馨しき花の棘
フィユと別れたあと、ヴァルトは王城の主である国王の元を訪れていた。
王女が、例の指輪と共に無事見つかったこと。記憶を失っており、暫くは静養が必要であること。彼女については自分に任せてほしいということ。そして彼女には王が最も信頼している執事をつけることなどを告げた。
「なにも心配いりません。全て彼にお任せください。きっと良い方向へ向かうでしょう。王女様もひどいお怪我はされておりませんでした、すぐに良くなるはずです」
「そう、か…………」
王はぼんやりとした表情のまま力なく答えると、また目を閉じた。付き添いの医師が、静かに退室を促す。
ヴァルトは一礼してから退室し、フィユの部屋へと向かった。
「父上も案じていたが、やはり思わしくないようだ……フィユが戻ってきてくれて本当に良かった」
使用人たちには苦労をかけてしまうが、いなければいないで苦労をするのだ。特にこの国では、王女は他国での王子に当たる王位継承者。唯一の王女である彼女がいなくなるということは、本人が思う以上に国にとっての損失なのだから。
「ヴァルト様」
通りかかったメイドが、ヴァルトを呼び止めた。最早この国に隣国の王子がいることを不思議に思う使用人はいない。ヴァルトも第二の実家のように、メイドに答える。
「なにかな」
「先ほど、フィユ様のお清めが完了致しました。いまはお部屋で寛いでおいでです」
「そうか。ありがとう」
「いえ……では、私はこれで」
メイドはヴァルトに一礼すると、忙しそうに去って行った。
王は不治の病に伏せっており、それゆえにいまこの城では、王女の婚約者を選ぶためにあらゆる人が奔走していた。そんな折り、突然王女が単身城を抜け出した。だが、王女に逃げられたとあれば、ただでさえ低い評判が地の底へ落ちてしまう。いっそ賊に攫われたことにしておくほうが、幾分かマシだった。

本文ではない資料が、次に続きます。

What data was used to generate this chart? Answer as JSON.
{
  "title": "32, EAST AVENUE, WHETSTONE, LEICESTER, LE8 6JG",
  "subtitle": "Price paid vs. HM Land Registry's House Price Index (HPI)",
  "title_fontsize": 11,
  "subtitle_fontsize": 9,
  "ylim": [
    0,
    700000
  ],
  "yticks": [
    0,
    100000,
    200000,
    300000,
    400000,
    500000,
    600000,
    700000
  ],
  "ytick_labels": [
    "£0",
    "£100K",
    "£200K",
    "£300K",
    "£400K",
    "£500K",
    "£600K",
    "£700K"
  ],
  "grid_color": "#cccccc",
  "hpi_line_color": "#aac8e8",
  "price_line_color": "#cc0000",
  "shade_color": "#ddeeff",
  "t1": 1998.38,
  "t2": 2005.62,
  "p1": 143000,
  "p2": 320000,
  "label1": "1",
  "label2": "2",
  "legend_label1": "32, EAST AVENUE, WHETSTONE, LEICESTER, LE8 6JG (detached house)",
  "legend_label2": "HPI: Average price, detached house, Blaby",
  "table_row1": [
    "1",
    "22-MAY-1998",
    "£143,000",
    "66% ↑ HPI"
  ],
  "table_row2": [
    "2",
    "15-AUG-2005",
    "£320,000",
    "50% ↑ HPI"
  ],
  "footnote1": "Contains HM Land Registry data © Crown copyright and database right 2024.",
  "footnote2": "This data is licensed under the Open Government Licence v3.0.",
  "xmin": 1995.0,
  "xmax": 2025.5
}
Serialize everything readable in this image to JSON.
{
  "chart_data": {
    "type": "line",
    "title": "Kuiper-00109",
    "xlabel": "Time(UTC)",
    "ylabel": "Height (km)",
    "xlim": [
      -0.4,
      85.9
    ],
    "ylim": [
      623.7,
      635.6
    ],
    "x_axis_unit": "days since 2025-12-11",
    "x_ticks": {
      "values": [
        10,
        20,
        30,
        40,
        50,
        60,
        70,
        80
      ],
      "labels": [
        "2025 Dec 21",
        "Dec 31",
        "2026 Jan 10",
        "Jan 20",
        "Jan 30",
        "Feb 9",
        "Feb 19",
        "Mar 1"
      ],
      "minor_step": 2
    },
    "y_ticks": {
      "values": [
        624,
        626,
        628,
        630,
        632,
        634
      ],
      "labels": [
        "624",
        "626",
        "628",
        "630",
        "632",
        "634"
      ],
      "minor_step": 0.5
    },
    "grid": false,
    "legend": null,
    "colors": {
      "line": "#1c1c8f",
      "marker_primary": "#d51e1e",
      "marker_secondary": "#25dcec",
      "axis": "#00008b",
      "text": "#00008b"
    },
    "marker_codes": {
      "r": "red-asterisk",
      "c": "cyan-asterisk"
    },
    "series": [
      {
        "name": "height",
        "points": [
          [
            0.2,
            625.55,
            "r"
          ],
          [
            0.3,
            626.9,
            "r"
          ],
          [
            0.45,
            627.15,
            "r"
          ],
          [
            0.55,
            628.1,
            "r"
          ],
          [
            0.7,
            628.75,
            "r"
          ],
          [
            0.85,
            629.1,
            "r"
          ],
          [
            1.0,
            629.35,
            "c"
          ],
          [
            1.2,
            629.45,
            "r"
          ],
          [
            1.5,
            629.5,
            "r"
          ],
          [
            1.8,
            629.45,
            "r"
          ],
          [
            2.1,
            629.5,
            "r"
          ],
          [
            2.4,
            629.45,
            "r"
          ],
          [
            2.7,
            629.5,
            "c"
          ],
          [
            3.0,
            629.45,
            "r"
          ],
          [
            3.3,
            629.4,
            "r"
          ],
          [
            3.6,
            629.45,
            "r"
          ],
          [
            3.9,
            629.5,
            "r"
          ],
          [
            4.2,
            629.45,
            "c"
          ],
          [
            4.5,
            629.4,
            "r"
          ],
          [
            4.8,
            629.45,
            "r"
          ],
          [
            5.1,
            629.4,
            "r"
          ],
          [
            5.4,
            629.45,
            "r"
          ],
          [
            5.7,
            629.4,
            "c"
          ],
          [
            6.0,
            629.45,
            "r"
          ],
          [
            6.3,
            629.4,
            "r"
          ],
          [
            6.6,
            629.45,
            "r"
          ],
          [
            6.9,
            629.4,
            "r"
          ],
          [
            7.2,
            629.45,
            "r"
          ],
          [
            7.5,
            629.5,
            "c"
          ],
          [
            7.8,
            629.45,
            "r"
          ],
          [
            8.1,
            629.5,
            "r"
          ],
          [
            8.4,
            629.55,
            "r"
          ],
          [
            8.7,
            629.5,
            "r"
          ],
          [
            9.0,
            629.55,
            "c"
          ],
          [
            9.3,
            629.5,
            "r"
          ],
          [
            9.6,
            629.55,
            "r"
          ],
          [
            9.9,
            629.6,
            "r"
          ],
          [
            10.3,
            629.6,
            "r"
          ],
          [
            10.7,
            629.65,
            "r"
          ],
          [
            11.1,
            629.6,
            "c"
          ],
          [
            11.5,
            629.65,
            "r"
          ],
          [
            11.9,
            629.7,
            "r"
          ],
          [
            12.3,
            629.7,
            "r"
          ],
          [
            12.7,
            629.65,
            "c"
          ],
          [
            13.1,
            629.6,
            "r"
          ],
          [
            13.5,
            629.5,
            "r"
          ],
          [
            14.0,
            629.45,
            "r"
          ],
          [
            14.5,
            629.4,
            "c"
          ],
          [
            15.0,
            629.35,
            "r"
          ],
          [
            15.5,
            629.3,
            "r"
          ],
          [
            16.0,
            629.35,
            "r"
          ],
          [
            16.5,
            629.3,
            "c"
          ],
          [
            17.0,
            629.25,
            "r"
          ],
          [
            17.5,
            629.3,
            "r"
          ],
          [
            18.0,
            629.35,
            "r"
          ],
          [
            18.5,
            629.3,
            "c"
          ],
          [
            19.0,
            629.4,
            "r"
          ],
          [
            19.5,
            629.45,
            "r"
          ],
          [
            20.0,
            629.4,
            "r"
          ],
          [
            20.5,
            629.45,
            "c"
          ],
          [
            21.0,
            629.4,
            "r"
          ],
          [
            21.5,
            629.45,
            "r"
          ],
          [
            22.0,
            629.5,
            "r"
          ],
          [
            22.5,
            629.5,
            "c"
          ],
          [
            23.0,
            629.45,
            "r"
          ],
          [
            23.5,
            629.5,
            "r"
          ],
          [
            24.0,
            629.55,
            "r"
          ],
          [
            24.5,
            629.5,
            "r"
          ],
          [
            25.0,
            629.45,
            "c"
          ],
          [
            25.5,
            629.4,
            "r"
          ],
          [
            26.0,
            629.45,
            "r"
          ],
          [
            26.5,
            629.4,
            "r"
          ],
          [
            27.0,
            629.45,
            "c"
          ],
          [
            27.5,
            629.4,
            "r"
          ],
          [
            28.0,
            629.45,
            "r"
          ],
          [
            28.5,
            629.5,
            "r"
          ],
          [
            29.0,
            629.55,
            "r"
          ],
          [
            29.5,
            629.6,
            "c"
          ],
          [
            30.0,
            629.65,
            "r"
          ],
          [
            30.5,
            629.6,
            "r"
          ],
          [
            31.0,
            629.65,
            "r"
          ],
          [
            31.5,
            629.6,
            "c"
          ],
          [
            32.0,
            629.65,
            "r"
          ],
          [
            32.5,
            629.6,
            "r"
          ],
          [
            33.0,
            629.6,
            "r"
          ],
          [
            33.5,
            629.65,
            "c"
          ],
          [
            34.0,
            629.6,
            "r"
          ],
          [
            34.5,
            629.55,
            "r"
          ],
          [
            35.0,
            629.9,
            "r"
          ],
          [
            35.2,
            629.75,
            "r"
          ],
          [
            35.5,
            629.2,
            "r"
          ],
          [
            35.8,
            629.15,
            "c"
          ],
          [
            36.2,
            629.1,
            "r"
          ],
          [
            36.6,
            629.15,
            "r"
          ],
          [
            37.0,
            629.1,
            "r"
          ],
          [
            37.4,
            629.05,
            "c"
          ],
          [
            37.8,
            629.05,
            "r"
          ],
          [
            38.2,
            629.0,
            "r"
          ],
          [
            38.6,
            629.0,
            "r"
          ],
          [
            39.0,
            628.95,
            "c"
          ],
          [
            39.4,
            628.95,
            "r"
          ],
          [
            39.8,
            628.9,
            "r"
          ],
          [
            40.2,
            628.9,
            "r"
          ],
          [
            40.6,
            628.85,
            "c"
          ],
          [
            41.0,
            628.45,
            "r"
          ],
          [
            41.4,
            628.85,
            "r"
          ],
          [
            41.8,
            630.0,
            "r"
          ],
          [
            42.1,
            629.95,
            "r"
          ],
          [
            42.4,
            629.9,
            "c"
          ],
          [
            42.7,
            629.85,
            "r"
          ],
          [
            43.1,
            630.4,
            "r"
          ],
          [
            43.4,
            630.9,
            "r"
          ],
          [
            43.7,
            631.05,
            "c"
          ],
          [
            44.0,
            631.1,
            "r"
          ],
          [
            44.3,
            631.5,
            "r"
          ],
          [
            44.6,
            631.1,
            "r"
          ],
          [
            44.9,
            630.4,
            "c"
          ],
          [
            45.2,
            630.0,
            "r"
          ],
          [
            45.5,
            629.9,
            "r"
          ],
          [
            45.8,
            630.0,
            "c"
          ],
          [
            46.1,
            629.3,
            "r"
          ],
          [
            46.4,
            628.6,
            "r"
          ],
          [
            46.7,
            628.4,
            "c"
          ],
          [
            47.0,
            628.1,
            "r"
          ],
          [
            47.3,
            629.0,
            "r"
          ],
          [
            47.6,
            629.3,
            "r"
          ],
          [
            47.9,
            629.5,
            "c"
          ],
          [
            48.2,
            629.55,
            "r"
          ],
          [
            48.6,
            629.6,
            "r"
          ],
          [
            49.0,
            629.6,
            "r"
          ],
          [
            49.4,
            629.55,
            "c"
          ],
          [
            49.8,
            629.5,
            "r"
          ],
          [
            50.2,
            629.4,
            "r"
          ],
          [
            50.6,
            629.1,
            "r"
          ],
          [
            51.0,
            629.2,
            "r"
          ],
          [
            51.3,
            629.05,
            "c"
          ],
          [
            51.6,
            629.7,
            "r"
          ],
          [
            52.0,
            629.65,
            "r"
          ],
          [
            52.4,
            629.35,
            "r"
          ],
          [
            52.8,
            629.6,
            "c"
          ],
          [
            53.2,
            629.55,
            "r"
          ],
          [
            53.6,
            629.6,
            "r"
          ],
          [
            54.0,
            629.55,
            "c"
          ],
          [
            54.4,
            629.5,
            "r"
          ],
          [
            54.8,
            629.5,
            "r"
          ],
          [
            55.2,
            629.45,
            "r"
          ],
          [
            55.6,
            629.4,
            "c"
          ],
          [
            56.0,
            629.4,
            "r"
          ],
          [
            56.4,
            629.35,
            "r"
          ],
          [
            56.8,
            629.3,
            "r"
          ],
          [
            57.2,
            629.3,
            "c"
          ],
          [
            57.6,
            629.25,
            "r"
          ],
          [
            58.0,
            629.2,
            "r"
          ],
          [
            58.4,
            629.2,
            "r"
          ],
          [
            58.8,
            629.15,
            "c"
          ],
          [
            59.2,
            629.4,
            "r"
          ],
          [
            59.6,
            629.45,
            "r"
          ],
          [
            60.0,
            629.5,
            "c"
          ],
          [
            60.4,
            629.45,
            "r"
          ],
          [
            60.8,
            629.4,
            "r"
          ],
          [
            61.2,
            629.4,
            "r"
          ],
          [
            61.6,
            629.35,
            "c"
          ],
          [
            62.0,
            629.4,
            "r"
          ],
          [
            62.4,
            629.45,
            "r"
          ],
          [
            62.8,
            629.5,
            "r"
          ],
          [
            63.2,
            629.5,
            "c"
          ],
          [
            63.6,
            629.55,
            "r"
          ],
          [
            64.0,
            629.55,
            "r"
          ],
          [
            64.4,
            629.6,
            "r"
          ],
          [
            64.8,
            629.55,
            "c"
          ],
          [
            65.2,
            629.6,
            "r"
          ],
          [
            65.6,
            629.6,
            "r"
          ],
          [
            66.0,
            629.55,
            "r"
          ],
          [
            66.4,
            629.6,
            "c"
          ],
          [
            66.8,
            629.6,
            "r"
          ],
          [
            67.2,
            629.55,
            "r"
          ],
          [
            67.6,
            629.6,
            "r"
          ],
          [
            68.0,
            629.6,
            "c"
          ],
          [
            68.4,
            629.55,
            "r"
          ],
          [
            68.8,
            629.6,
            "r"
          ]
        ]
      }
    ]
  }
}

ヴァルトは、古くから続く国同士の付き合いで王の信頼を得ている。結婚相手の最有力候補だったが、王女は彼を「ヘタレ王子」「世のどんな令嬢よりも令嬢らしい姫王子」と言って憚らなかった。どれほど罵ろうとも反論どころか嫌な顔もして見せなかったことが却ってそれを加速させたのだろう。
そしてあるとき王女は、様々な国の要人や貴族を招いて開催したパーティの場で、こう言い放ったのだ。
『いやだわ。こんな腑抜けなんかと結婚したら、明日にも国はあちこちから無用な戦争を仕掛けられて、あっという間に滅んでしまうでしょうね』
ヴァルトだけではない。近隣諸国に対してもひどい侮辱となる、最悪の言葉だった。
以前より王女の評判は目も当てられないほど落ちてはいたが、このことが決め手となり婚約者候補が次々辞退したことで、結婚相手を見つけることは絶望的となっていた。
王女にとっては無理矢理結婚させられることも嫌だが、誰の目にもかけられないことも同じくらい屈辱だった。愛されないことへの不満は周囲に当たることでしか解消されず、そうすることでますます人が遠ざかっていく。
そうして孤立した王女に唯一寄り添い、日々助言を与え続けた者がいた。それが、王の多大な信頼を得ている若き執事、リヒトだった。
リヒトは、先祖代々王家に仕える従者一族の寵児で、歴代の従者の中でも優れた才覚を持つ青年であり、若くして執事の地位を得た希有な存在だった。
今回騎士団が王女を捜索するための助言も、彼が直接行っていた。